The nuclear-waste compact among Texas, Maine and Vermont, signed this week by President Clinton, provides only a partial answer to the huge question of nuclear waste. But it is a small relief that the low-level waste in these states will be moving out of some of the ad hoc storage facilities currently being used to more permanent storage.
In exchange for $25 million and 13 years of political energy, Maine now knows that it will soon ship its low-level nuclear waste to the Lone Star State. Low-level waste is everything but a power plant’s fuel rods — the gloves and gowns, bricks and pipes, steel and stanchions used, in this case, at Maine Yankee.
Part of the reason the deal took so long to craft was that some opponents did not want to see an agreement of any sort for low-level waste because of its health dangers. Granted, there is no particularly good place to put nuclear waste, but it is unproductive to pretend that the nation can simply wish the waste away by opposing its storage.
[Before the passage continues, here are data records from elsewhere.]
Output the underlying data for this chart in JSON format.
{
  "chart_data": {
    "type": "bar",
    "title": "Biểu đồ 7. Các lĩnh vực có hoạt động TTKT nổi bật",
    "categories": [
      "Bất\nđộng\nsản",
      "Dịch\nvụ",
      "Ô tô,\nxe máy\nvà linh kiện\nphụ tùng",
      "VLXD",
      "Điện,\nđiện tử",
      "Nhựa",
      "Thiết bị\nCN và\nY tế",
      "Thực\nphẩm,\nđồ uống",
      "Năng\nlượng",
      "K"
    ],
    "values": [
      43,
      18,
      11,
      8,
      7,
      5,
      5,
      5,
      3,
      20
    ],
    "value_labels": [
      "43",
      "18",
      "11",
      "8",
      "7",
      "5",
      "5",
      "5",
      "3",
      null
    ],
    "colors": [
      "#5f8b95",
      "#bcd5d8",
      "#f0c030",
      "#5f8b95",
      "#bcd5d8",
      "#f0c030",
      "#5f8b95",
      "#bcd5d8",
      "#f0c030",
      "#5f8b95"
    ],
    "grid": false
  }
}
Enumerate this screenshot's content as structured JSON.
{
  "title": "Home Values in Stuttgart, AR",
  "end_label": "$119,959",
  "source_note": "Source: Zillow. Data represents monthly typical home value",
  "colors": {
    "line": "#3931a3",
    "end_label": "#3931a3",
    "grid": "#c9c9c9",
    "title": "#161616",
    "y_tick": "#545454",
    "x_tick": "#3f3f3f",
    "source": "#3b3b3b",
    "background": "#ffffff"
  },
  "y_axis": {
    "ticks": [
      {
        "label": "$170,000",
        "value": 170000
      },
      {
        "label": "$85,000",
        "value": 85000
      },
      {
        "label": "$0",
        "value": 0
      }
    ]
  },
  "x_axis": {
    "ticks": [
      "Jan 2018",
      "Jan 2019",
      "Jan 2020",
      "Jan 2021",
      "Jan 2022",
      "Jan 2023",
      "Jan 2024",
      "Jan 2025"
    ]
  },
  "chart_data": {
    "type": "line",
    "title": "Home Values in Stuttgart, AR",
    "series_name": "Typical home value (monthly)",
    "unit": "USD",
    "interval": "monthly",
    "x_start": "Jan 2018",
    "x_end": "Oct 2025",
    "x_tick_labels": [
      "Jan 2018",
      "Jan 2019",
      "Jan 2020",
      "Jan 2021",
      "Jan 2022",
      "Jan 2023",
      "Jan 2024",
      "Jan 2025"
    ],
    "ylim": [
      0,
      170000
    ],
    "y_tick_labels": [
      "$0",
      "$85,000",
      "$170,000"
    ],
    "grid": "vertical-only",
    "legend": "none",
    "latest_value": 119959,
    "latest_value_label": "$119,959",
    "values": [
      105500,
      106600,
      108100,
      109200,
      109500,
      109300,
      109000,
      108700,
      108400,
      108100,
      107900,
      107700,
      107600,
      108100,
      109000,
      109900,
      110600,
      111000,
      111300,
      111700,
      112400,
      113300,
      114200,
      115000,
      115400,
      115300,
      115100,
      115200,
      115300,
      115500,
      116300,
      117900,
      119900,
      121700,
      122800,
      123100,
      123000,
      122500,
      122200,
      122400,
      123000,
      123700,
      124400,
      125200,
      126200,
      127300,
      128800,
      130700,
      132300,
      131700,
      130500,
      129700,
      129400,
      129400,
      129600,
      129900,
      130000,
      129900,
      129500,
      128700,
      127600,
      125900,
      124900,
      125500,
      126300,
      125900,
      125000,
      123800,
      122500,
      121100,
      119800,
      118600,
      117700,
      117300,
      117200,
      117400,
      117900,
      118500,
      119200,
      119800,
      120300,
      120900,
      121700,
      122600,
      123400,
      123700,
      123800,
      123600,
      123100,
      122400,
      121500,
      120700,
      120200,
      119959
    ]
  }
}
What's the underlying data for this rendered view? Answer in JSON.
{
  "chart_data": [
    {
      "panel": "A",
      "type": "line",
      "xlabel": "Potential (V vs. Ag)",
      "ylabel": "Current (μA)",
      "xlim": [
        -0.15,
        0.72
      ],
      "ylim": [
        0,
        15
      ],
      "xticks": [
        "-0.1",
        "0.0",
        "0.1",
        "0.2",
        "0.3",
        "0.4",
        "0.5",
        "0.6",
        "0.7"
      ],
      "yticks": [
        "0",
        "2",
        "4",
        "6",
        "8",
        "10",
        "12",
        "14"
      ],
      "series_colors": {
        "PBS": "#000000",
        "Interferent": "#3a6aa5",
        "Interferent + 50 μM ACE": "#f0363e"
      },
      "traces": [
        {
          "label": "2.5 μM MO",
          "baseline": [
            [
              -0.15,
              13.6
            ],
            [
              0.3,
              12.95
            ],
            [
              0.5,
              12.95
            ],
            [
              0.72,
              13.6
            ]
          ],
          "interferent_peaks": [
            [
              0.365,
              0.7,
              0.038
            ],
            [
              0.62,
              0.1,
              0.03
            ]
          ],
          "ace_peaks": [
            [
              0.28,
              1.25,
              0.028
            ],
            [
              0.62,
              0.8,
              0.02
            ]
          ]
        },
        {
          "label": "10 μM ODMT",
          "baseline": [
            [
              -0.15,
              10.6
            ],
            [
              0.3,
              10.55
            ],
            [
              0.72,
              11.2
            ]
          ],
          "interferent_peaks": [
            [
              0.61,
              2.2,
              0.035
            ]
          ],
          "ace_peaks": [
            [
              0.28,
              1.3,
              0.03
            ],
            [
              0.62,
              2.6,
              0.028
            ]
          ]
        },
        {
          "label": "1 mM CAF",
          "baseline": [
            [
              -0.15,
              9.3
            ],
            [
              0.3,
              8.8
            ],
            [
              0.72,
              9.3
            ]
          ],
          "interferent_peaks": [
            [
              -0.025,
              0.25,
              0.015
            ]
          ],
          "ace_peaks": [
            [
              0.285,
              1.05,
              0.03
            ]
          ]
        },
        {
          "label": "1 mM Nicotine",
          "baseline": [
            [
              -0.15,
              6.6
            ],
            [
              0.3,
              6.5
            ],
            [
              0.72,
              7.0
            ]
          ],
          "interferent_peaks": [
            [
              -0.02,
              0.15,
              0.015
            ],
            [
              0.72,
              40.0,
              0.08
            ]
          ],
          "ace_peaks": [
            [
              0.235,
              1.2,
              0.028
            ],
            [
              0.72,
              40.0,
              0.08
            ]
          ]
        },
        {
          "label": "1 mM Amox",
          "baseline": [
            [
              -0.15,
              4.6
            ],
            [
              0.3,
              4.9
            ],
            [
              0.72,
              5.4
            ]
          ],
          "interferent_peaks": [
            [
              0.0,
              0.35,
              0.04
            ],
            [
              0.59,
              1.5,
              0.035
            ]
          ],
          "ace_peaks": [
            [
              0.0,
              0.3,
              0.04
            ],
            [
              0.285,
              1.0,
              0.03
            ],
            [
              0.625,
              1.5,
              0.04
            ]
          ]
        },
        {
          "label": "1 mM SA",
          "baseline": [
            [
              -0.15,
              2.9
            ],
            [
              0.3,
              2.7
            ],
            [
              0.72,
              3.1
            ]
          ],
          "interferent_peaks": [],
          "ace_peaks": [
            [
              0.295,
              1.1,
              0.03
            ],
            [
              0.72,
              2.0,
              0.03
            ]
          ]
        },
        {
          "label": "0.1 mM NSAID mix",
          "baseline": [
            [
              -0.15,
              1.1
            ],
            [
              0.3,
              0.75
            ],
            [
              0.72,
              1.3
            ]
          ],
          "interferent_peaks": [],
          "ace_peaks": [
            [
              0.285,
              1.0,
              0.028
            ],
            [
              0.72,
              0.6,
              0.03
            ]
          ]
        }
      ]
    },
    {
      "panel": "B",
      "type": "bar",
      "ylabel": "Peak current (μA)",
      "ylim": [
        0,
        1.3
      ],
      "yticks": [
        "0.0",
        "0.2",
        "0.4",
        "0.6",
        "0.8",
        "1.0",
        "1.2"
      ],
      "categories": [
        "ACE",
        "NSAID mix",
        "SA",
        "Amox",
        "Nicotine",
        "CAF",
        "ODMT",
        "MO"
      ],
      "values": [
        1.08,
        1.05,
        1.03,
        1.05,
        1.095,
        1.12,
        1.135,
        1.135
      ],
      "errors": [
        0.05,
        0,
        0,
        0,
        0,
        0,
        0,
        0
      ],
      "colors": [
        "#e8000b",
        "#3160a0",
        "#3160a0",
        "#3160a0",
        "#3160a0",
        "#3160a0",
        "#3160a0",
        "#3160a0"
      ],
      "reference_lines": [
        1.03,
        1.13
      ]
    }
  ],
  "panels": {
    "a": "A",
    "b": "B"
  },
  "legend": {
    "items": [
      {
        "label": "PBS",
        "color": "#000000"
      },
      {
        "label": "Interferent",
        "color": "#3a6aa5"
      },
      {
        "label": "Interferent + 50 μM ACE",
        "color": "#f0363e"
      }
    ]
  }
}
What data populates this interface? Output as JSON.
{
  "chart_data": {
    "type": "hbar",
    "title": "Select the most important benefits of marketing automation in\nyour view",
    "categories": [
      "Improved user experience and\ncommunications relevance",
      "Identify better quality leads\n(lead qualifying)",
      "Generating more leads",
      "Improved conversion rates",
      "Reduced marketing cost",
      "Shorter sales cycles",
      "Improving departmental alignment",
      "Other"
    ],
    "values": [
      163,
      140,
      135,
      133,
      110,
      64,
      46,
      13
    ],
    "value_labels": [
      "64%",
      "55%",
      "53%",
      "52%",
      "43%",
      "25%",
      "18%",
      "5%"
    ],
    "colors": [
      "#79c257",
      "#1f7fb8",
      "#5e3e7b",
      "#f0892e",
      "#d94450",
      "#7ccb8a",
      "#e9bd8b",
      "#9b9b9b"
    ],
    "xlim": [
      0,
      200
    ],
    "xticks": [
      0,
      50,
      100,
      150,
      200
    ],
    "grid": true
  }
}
Likewise, leaving the waste in the dozen spots it currently occupies greatly increases the number of places where something could go wrong.
Texas, which needed partners under a 1980 law that urged waste consolidation, became a waste receiver because it was unlikely to find another state to take its high volume of waste. It found desirable partners in the relatively low-volume Maine and Vermont. Texas benefits by having Maine and Vermont pay for most of the cost of building the storage site. Maine benefits by having a safe place to store its waste — no small thing considering the years of acrimony a search committee here endured while it studied Maine’s geology and water tables, seeking in vain an acceptable local site. The Texas agreement, which also includes storage of medical and research low-level waste, is the 11th compact formed, bringing the number of states involved in these partnerships to 44.
Where, exectly, the Texas site will be has yet to be determined. The proposal to store it in the Sierra Blanca region, not far from the Mexican border, has attracted all sorts of criticism. It could well be that the site is a poor choice for geological, environmental and diplomatic reasons. The compact does not specify a site; only that Texas must accept the waste.
Nor does the compact address the more difficult issue what to do with high-level waste. It was not designed to; that was supposed to be the job of the Department of Energy. The DOE’s failure to construct a site leaves the waste in limbo, eventually raises the cost of the project and further imperils the future of the nuclear-power industry.
The Texas compact at least holds open the possibility of a providing a rational means to safely store this dangerous material. Perhaps it could also serve as a model for finding a solution to finding a place to store high-level waste.